Jake se echó a reír.
– Suena muy prometedor.
– No -dijo Liz mirándolo-. Eso es cuando alguien vuelve a por ti cuatro años después, pero me conformaré con él.
Jake se dispuso a seguirla al interior, pero una ráfaga de carcajadas lo interceptó en la puerta como una racha de aire caliente, y decidió dar media vuelta. Quería estar de nuevo en su Berlín y beberse una cerveza en un jardín de luces tenues, no en esa extraña reunión de buena voluntad aliada y copas que entrechocaban como espadas de esgrima. Sin embargo, a lo mejor ese Berlín había desaparecido hacía años. Debía de estar empaquetado en los sótanos, junto con los farolillos de jardín.
Atravesó el lodazal y abrió la verja de atrás. Un sendero que apenas era lo bastante ancho para ser un callejón lo llevó hasta la siguiente.
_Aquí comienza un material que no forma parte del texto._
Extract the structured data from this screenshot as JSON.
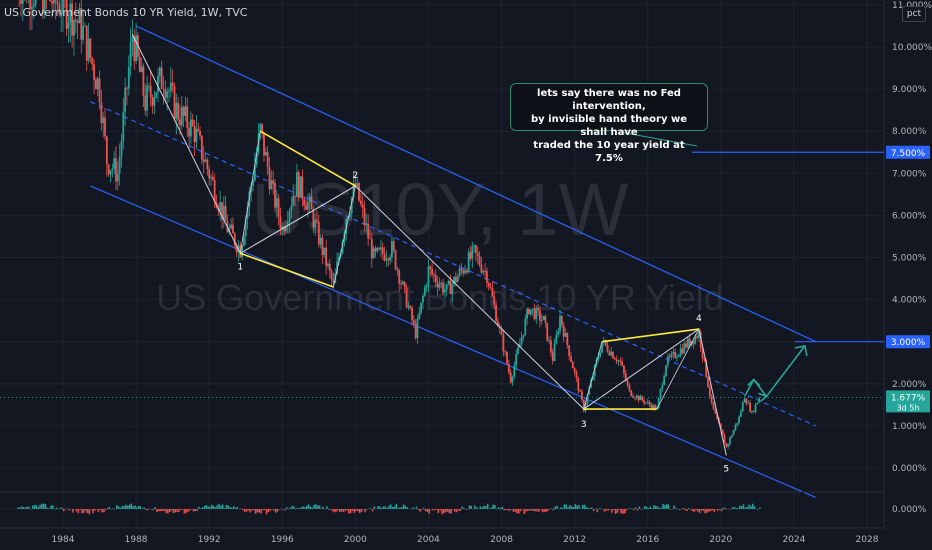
{
  "header": {
    "title": "US Government Bonds 10 YR Yield, 1W, TVC"
  },
  "watermark": {
    "symbol": "US10Y, 1W",
    "description": "US Government Bonds 10 YR Yield"
  },
  "scale_button": "pct",
  "annotation_note": "lets say there was no Fed intervention,\nby invisible hand theory we shall have\ntraded the 10 year yield at 7.5%",
  "price_tags": [
    {
      "label": "7.500%",
      "value": 7.5,
      "color": "#2962ff"
    },
    {
      "label": "3.000%",
      "value": 3.0,
      "color": "#2962ff"
    },
    {
      "label": "1.677%",
      "sub": "3d 5h",
      "value": 1.677,
      "color": "#26a69a"
    }
  ],
  "wave_labels": [
    "1",
    "2",
    "3",
    "4",
    "5"
  ],
  "colors": {
    "background": "#131722",
    "channel": "#2962ff",
    "wedge": "#ffeb3b",
    "projection": "#26a69a",
    "up": "#26a69a",
    "down": "#ef5350",
    "white_lines": "#d1d4dc"
  },
  "chart_data": {
    "type": "candlestick",
    "title": "US Government Bonds 10 YR Yield, 1W, TVC",
    "y_axis": {
      "ticks": [
        "11.000%",
        "10.000%",
        "9.000%",
        "8.000%",
        "7.000%",
        "6.000%",
        "5.000%",
        "4.000%",
        "3.000%",
        "2.000%",
        "1.000%",
        "0.000%"
      ],
      "values": [
        11,
        10,
        9,
        8,
        7,
        6,
        5,
        4,
        3,
        2,
        1,
        0
      ],
      "ylim": [
        -0.7,
        11.2
      ]
    },
    "x_axis": {
      "ticks": [
        "1984",
        "1988",
        "1992",
        "1996",
        "2000",
        "2004",
        "2008",
        "2012",
        "2016",
        "2020",
        "2024",
        "2028"
      ],
      "values": [
        1984,
        1988,
        1992,
        1996,
        2000,
        2004,
        2008,
        2012,
        2016,
        2020,
        2024,
        2028
      ]
    },
    "price_path": [
      [
        1981.5,
        11.5
      ],
      [
        1983,
        11.2
      ],
      [
        1984.0,
        11.0
      ],
      [
        1985.0,
        10.5
      ],
      [
        1986.0,
        9.0
      ],
      [
        1986.4,
        7.3
      ],
      [
        1987.0,
        7.0
      ],
      [
        1987.8,
        10.3
      ],
      [
        1988.5,
        8.7
      ],
      [
        1989.5,
        9.3
      ],
      [
        1990.2,
        8.5
      ],
      [
        1991.2,
        8.0
      ],
      [
        1992.0,
        7.0
      ],
      [
        1993.0,
        5.7
      ],
      [
        1993.7,
        5.2
      ],
      [
        1994.8,
        8.0
      ],
      [
        1995.5,
        6.5
      ],
      [
        1996.0,
        5.7
      ],
      [
        1996.8,
        6.8
      ],
      [
        1997.5,
        6.2
      ],
      [
        1998.8,
        4.3
      ],
      [
        1999.5,
        6.0
      ],
      [
        2000.0,
        6.7
      ],
      [
        2001.0,
        5.0
      ],
      [
        2002.0,
        5.2
      ],
      [
        2003.3,
        3.2
      ],
      [
        2004.0,
        4.7
      ],
      [
        2005.0,
        4.2
      ],
      [
        2006.5,
        5.1
      ],
      [
        2007.2,
        4.6
      ],
      [
        2008.5,
        2.1
      ],
      [
        2009.5,
        3.8
      ],
      [
        2010.3,
        3.5
      ],
      [
        2010.8,
        2.6
      ],
      [
        2011.2,
        3.6
      ],
      [
        2012.5,
        1.4
      ],
      [
        2013.5,
        3.0
      ],
      [
        2014.5,
        2.5
      ],
      [
        2015.0,
        1.8
      ],
      [
        2016.5,
        1.4
      ],
      [
        2017.0,
        2.5
      ],
      [
        2018.8,
        3.2
      ],
      [
        2019.5,
        1.5
      ],
      [
        2020.3,
        0.5
      ],
      [
        2021.0,
        1.2
      ],
      [
        2021.3,
        1.7
      ],
      [
        2021.7,
        1.3
      ],
      [
        2022.1,
        1.677
      ]
    ],
    "channel": {
      "upper": [
        [
          1988.0,
          10.5
        ],
        [
          2025.2,
          3.0
        ]
      ],
      "mid": [
        [
          1985.5,
          8.7
        ],
        [
          2025.2,
          1.0
        ]
      ],
      "lower": [
        [
          1985.5,
          6.7
        ],
        [
          2025.2,
          -0.7
        ]
      ]
    },
    "waves": [
      {
        "label": "1",
        "x": 1993.7,
        "y": 5.1
      },
      {
        "label": "2",
        "x": 2000.0,
        "y": 6.7
      },
      {
        "label": "3",
        "x": 2012.5,
        "y": 1.4
      },
      {
        "label": "4",
        "x": 2018.8,
        "y": 3.3
      },
      {
        "label": "5",
        "x": 2020.3,
        "y": 0.3
      }
    ],
    "horizontal_levels": [
      7.5,
      3.0,
      1.677
    ]
  }
}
Todas las casas estaban en silencio, por las ventanas no se oían las conversaciones de la cena ni ninguna radio, como si los edificios estuvieran agazapados a la espera de que el ruido de la fiesta de Gelferstrasse se convirtiera en una reyerta, otro ataque que pasaría. En ese silencio podía uno oír sus propios pasos.
Enfiló una de las estrechas calles que llevaban a la zona del Instituto, donde las calles no tenían nombres de generales ni de Hohenzollern, sino de científicos. Farradayweg. Allí había trabajado Emil, a kilómetros de distancia de Pariserstrasse, en su propio mundo. El barrio conservaba aún ese aire de frondoso enclave universitario, pero ahora las ventanas estaban rotas y el edificio de Química había quedado medio carbonizado y sin tejado. Al final de la calle vio un moderno edificio de ladrillos en el que había luz. El Instituto estaba a oscuras, pero el edificio principal seguía en pie. Thielallee. Un disparate de edificio, enorme, con torreones redondos acabados en punta en todas las esquinas, como yelmos de kaiser, Pickelhauben, Subió los escalones para verlo más de cerca. A lo mejor seguía abierto, quizá pudiera preguntar allí al día siguiente.